Un nuovo  episodio di violenza nel settore dei trasporti pubblici in Campania. Nella stazione della Circumvesuviana di Napoli Piazza Garibaldi, un Operatore Qualificato della Mobilità (un controllore in servizio attivo) è stato brutalmente aggredito da uno sconosciuto mentre svolgeva le proprie mansioni. L'uomo, identificato dalle sigle sindacali con le iniziali V.F.G., ha riportato un serio "trauma contusivo distorsivo alla spalla destra" e una "contusione escoriata al volto". I medici del Pronto Soccorso del Presidio Ospedaliero "Ospedale del Mare", dove la vittima è stata successivamente medicata, hanno rilasciato una prognosi di 10 giorni.

La denuncia di OR.S.A. Trasporti: «Lavoratore abbandonato»

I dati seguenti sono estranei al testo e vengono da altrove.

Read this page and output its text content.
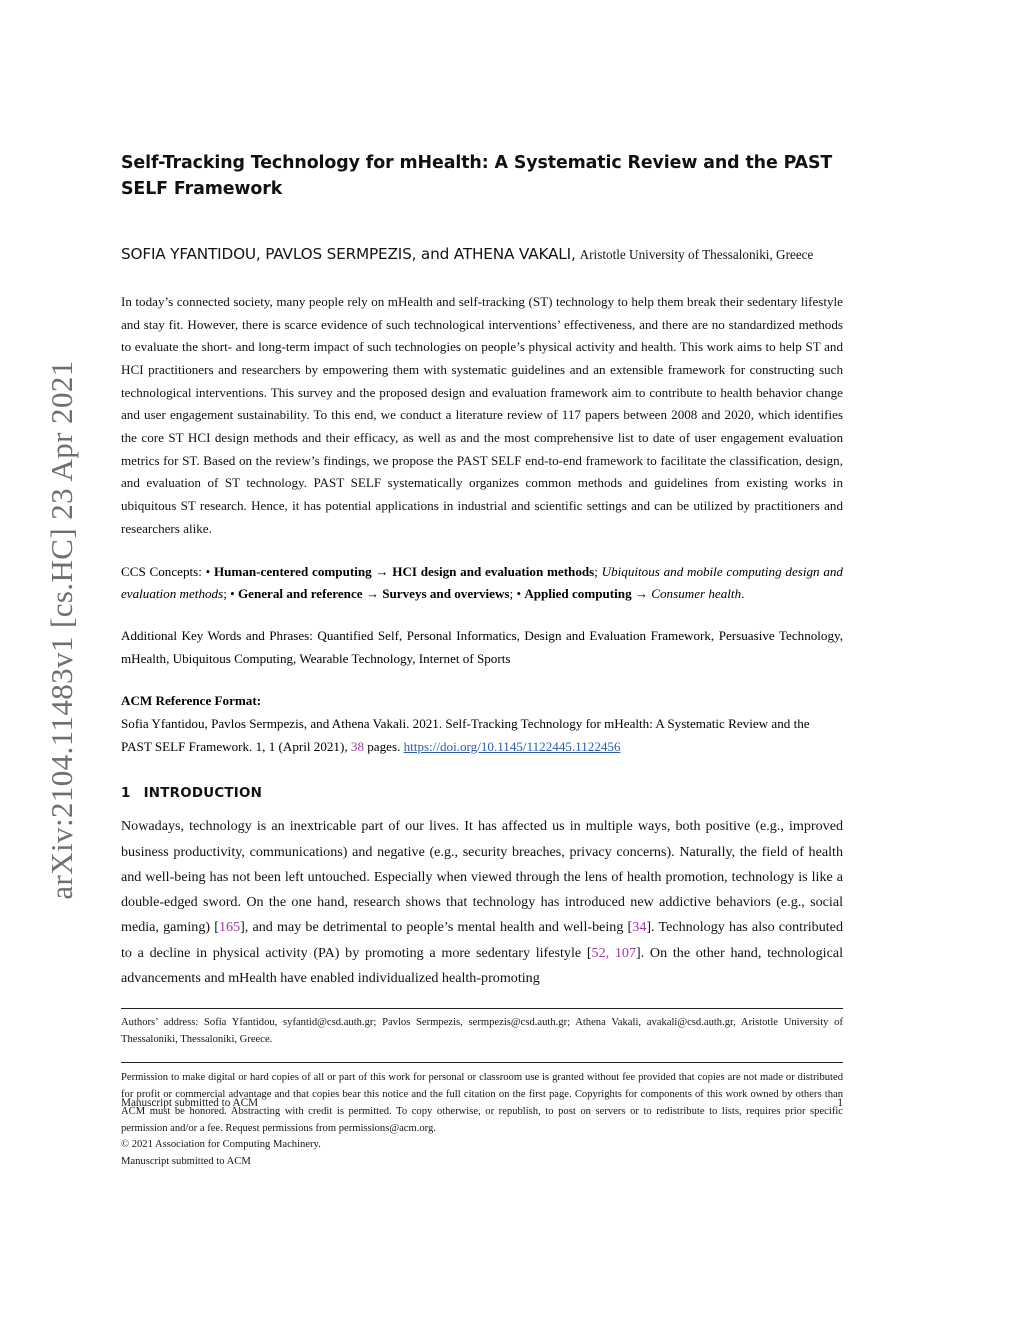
arXiv:2104.11483v1 [cs.HC] 23 Apr 2021
Self-Tracking Technology for mHealth: A Systematic Review and the PAST SELF Framework
SOFIA YFANTIDOU, PAVLOS SERMPEZIS, and ATHENA VAKALI, Aristotle University of Thessaloniki, Greece

In today’s connected society, many people rely on mHealth and self-tracking (ST) technology to help them break their sedentary lifestyle and stay fit. However, there is scarce evidence of such technological interventions’ effectiveness, and there are no standardized methods to evaluate the short- and long-term impact of such technologies on people’s physical activity and health. This work aims to help ST and HCI practitioners and researchers by empowering them with systematic guidelines and an extensible framework for constructing such technological interventions. This survey and the proposed design and evaluation framework aim to contribute to health behavior change and user engagement sustainability. To this end, we conduct a literature review of 117 papers between 2008 and 2020, which identifies the core ST HCI design methods and their efficacy, as well as and the most comprehensive list to date of user engagement evaluation metrics for ST. Based on the review’s findings, we propose the PAST SELF end-to-end framework to facilitate the classification, design, and evaluation of ST technology. PAST SELF systematically organizes common methods and guidelines from existing works in ubiquitous ST research. Hence, it has potential applications in industrial and scientific settings and can be utilized by practitioners and researchers alike.

CCS Concepts: • Human-centered computing → HCI design and evaluation methods; Ubiquitous and mobile computing design and evaluation methods; • General and reference → Surveys and overviews; • Applied computing → Consumer health.

Additional Key Words and Phrases: Quantified Self, Personal Informatics, Design and Evaluation Framework, Persuasive Technology, mHealth, Ubiquitous Computing, Wearable Technology, Internet of Sports

ACM Reference Format:
Sofia Yfantidou, Pavlos Sermpezis, and Athena Vakali. 2021. Self-Tracking Technology for mHealth: A Systematic Review and the PAST SELF Framework. 1, 1 (April 2021), 38 pages. https://doi.org/10.1145/1122445.1122456

1 INTRODUCTION

Nowadays, technology is an inextricable part of our lives. It has affected us in multiple ways, both positive (e.g., improved business productivity, communications) and negative (e.g., security breaches, privacy concerns). Naturally, the field of health and well-being has not been left untouched. Especially when viewed through the lens of health promotion, technology is like a double-edged sword. On the one hand, research shows that technology has introduced new addictive behaviors (e.g., social media, gaming) [165], and may be detrimental to people’s mental health and well-being [34]. Technology has also contributed to a decline in physical activity (PA) by promoting a more sedentary lifestyle [52, 107]. On the other hand, technological advancements and mHealth have enabled individualized health-promoting

Authors’ address: Sofia Yfantidou, syfantid@csd.auth.gr; Pavlos Sermpezis, sermpezis@csd.auth.gr; Athena Vakali, avakali@csd.auth.gr, Aristotle University of Thessaloniki, Thessaloniki, Greece.

Permission to make digital or hard copies of all or part of this work for personal or classroom use is granted without fee provided that copies are not made or distributed for profit or commercial advantage and that copies bear this notice and the full citation on the first page. Copyrights for components of this work owned by others than ACM must be honored. Abstracting with credit is permitted. To copy otherwise, or republish, to post on servers or to redistribute to lists, requires prior specific permission and/or a fee. Request permissions from permissions@acm.org.

© 2021 Association for Computing Machinery.

Manuscript submitted to ACM

Manuscript submitted to ACM	1
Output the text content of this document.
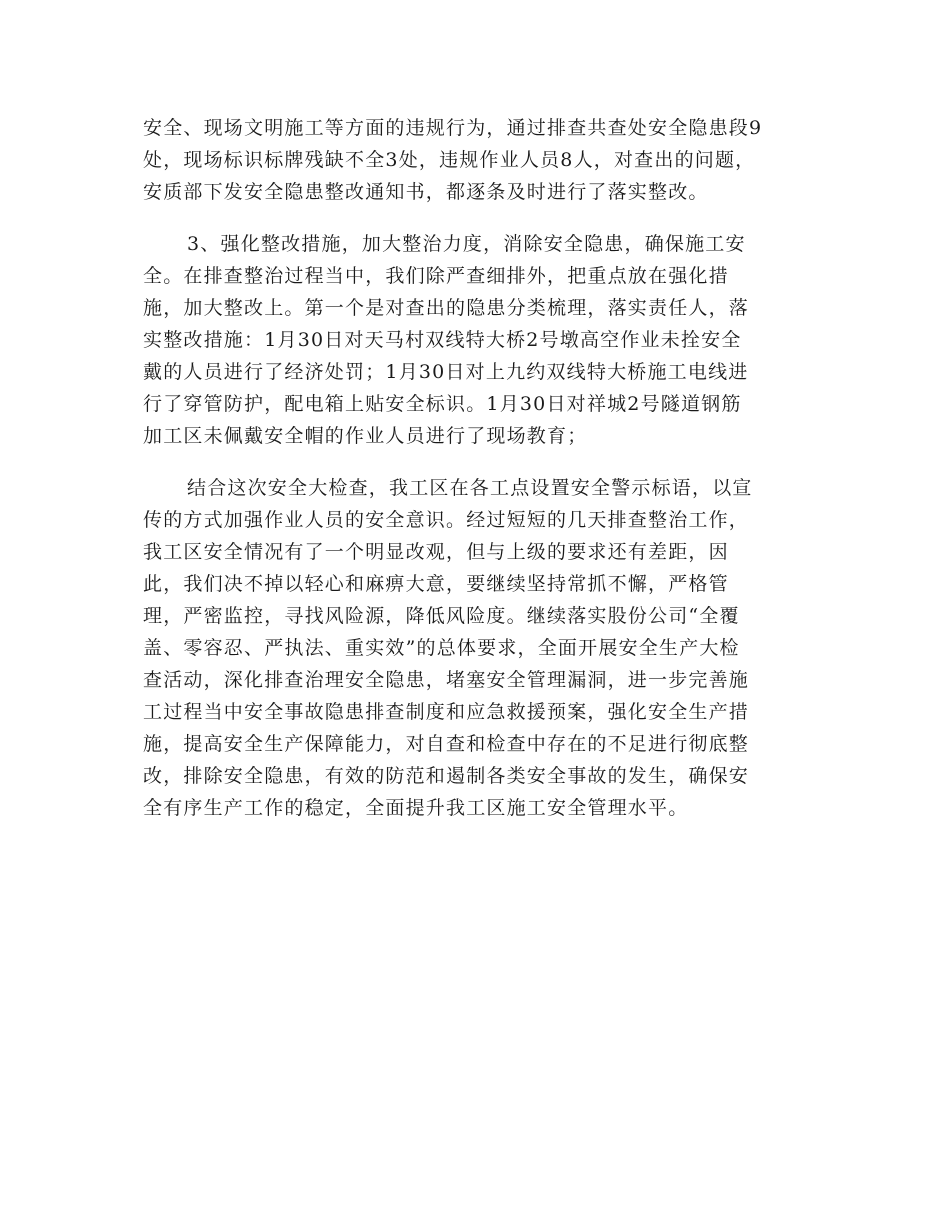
安全、现场文明施工等方面的违规行为，通过排查共查处安全隐患段9
处，现场标识标牌残缺不全3处，违规作业人员8人，对查出的问题，
安质部下发安全隐患整改通知书，都逐条及时进行了落实整改。

3、强化整改措施，加大整治力度，消除安全隐患，确保施工安
全。在排查整治过程当中，我们除严查细排外，把重点放在强化措
施，加大整改上。第一个是对查出的隐患分类梳理，落实责任人，落
实整改措施：1月30日对天马村双线特大桥2号墩高空作业未拴安全
戴的人员进行了经济处罚；1月30日对上九约双线特大桥施工电线进
行了穿管防护，配电箱上贴安全标识。1月30日对祥城2号隧道钢筋
加工区未佩戴安全帽的作业人员进行了现场教育；

结合这次安全大检查，我工区在各工点设置安全警示标语，以宣
传的方式加强作业人员的安全意识。经过短短的几天排查整治工作，
我工区安全情况有了一个明显改观，但与上级的要求还有差距，因
此，我们决不掉以轻心和麻痹大意，要继续坚持常抓不懈，严格管
理，严密监控，寻找风险源，降低风险度。继续落实股份公司“全覆
盖、零容忍、严执法、重实效”的总体要求，全面开展安全生产大检
查活动，深化排查治理安全隐患，堵塞安全管理漏洞，进一步完善施
工过程当中安全事故隐患排查制度和应急救援预案，强化安全生产措
施，提高安全生产保障能力，对自查和检查中存在的不足进行彻底整
改，排除安全隐患，有效的防范和遏制各类安全事故的发生，确保安
全有序生产工作的稳定，全面提升我工区施工安全管理水平。
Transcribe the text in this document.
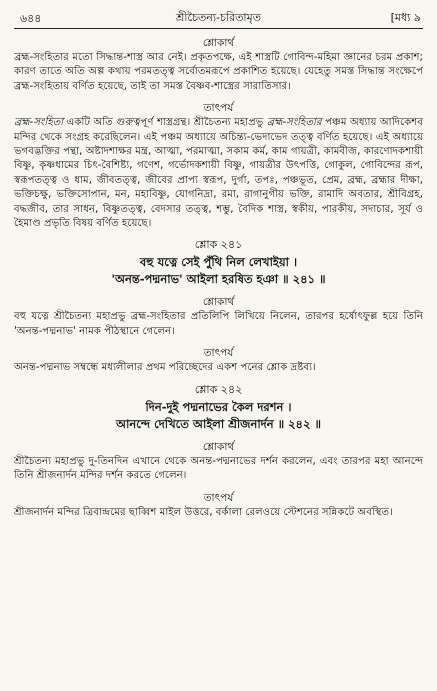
৬৪৪	শ্রীচৈতন্য-চরিতামৃত	[মধ্য ৯
শ্লোকার্থ

ব্রহ্ম-সংহিতার মতো সিদ্ধান্ত-শাস্ত্র আর নেই। প্রকৃতপক্ষে, এই শাস্ত্রটি গোবিন্দ-মহিমা জ্ঞানের চরম প্রকাশ; কারণ তাতে অতি অল্প কথায় পরমতত্ত্ব সর্বোতমরূপে প্রকাশিত হয়েছে। যেহেতু সমস্ত সিদ্ধান্ত সংক্ষেপে ব্রহ্ম-সংহিতায় বর্ণিত হয়েছে, তাই তা সমস্ত বৈষ্ণব-শাস্ত্রের সারাতিসার।

তাৎপর্য

ব্রহ্ম-সংহিতা একটি অতি গুরুত্বপূর্ণ শাস্ত্রগ্রন্থ। শ্রীচৈতন্য মহাপ্রভু ব্রহ্ম-সংহিতার পঞ্চম অধ্যায় আদিকেশব মন্দির থেকে সংগ্রহ করেছিলেন। এই পঞ্চম অধ্যায়ে অচিন্ত্য-ভেদাভেদ তত্ত্ব বর্ণিত হয়েছে। এই অধ্যায়ে ভগবদ্ভক্তির পন্থা, অষ্টাদশাক্ষর মন্ত্র, আত্মা, পরমাত্মা, সকাম কর্ম, কাম গায়ত্রী, কামবীজ, কারণোদকশায়ী বিষ্ণু, কৃষ্ণধামের চিৎ-বৈশিষ্ট্য, গণেশ, গর্ভোদকশায়ী বিষ্ণু, গায়ত্রীর উৎপত্তি, গোকুল, গোবিন্দের রূপ, স্বরূপতত্ত্ব ও ধাম, জীবতত্ত্ব, জীবের প্রাপ্য স্বরূপ, দুর্গা, তপঃ, পঞ্চভূত, প্রেম, ব্রহ্ম, ব্রহ্মার দীক্ষা, ভক্তিচক্ষু, ভক্তিসোপান, মন, মহাবিষ্ণু, যোগনিদ্রা, রমা, রাগানুগীয় ভক্তি, রামাদি অবতার, শ্রীবিগ্রহ, বদ্ধজীব, তার সাধন, বিষ্ণুতত্ত্ব, বেদসার তত্ত্ব, শম্ভু, বৈদিক শাস্ত্র, স্বকীয়, পারকীয়, সদাচার, সূর্য ও হৈমাণ্ড প্রভৃতি বিষয় বর্ণিত হয়েছে।

শ্লোক ২৪১
বহু যত্নে সেই পুঁথি নিল লেখাইয়া ।
'অনন্ত-পদ্মনাভ' আইলা হরষিত হঞা ॥ ২৪১ ॥
শ্লোকার্থ

বহু যত্নে শ্রীচৈতন্য মহাপ্রভু ব্রহ্ম-সংহিতার প্রতিলিপি লিখিয়ে নিলেন, তারপর হর্ষোৎফুল্ল হয়ে তিনি 'অনন্ত-পদ্মনাভ' নামক পীঠস্থানে গেলেন।

তাৎপর্য

অনন্ত-পদ্মনাভ সম্বন্ধে মধ্যলীলার প্রথম পরিচ্ছেদের একশ পনের শ্লোক দ্রষ্টব্য।

শ্লোক ২৪২
দিন-দুই পদ্মনাভের কৈল দরশন ।
আনন্দে দেখিতে আইলা শ্রীজনার্দন ॥ ২৪২ ॥
শ্লোকার্থ

শ্রীচৈতন্য মহাপ্রভু দু-তিনদিন এখানে থেকে অনন্ত-পদ্মনাভের দর্শন করলেন, এবং তারপর মহা আনন্দে তিনি শ্রীজনার্দন মন্দির দর্শন করতে গেলেন।

তাৎপর্য

শ্রীজনার্দন মন্দির ত্রিবান্দ্রমের ছাব্বিশ মাইল উত্তরে, বর্কালা রেলওয়ে স্টেশনের সন্নিকটে অবস্থিত।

Dura presa di posizione dell'organizzazione sindacale autonoma OR.S.A. TPL Campania, che attraverso un comunicato stampa ha denunciato un quadro di "totale abbandono aziendale" da parte dei vertici dell'Ente Autonomo Volturno (EAV). Secondo quanto riferito dal sindacato, il dipendente ferito non avrebbe ricevuto alcun tipo di supporto logistico o morale da parte dei funzionari aziendali. Il lavoratore si sarebbe dovuto recare al Pronto Soccorso in completa solitudine e con mezzi propri, nonostante i forti traumi subiti, per poi presentarsi  sempre da solo  presso gli uffici della Polizia Ferroviaria per sporgere la regolare denuncia. «Nessuna nota ufficiale, nessuna presa di posizione pubblica. Al dipendente aggredito non è giunta nemmeno una telefonata di solidarietà o di conforto», accusa fermamente il sindacato nel comunicato, parlando apertamente di "censura e silenzio di Stato aziendale" a fronte di una comunicazione solitamente molto attiva sui canali ufficiali.

Il ruolo decisivo della guardia giurata

Le conseguenze dell'aggressione avrebbero potuto essere decisamente peggiori se non fosse stato per il tempestivo intervento della sicurezza interna alla stazione. Il sindacato ha infatti voluto esprimere un sentito ringraziamento alla Guardia Particolare Giurata Vincenzo Polverino, dipendente dell'istituto Cosmopol, il cui intervento ha evitato che il pestaggio degenerasse in una tragedia. L'episodio riaccende drammaticamente i riflettori sulla sicurezza del personale di front-line del trasporto pubblico locale a Napoli, un tema caldo che vede i sindacati pronti a chiedere tutele stringenti e concrete per l'incolumità dei lavoratori.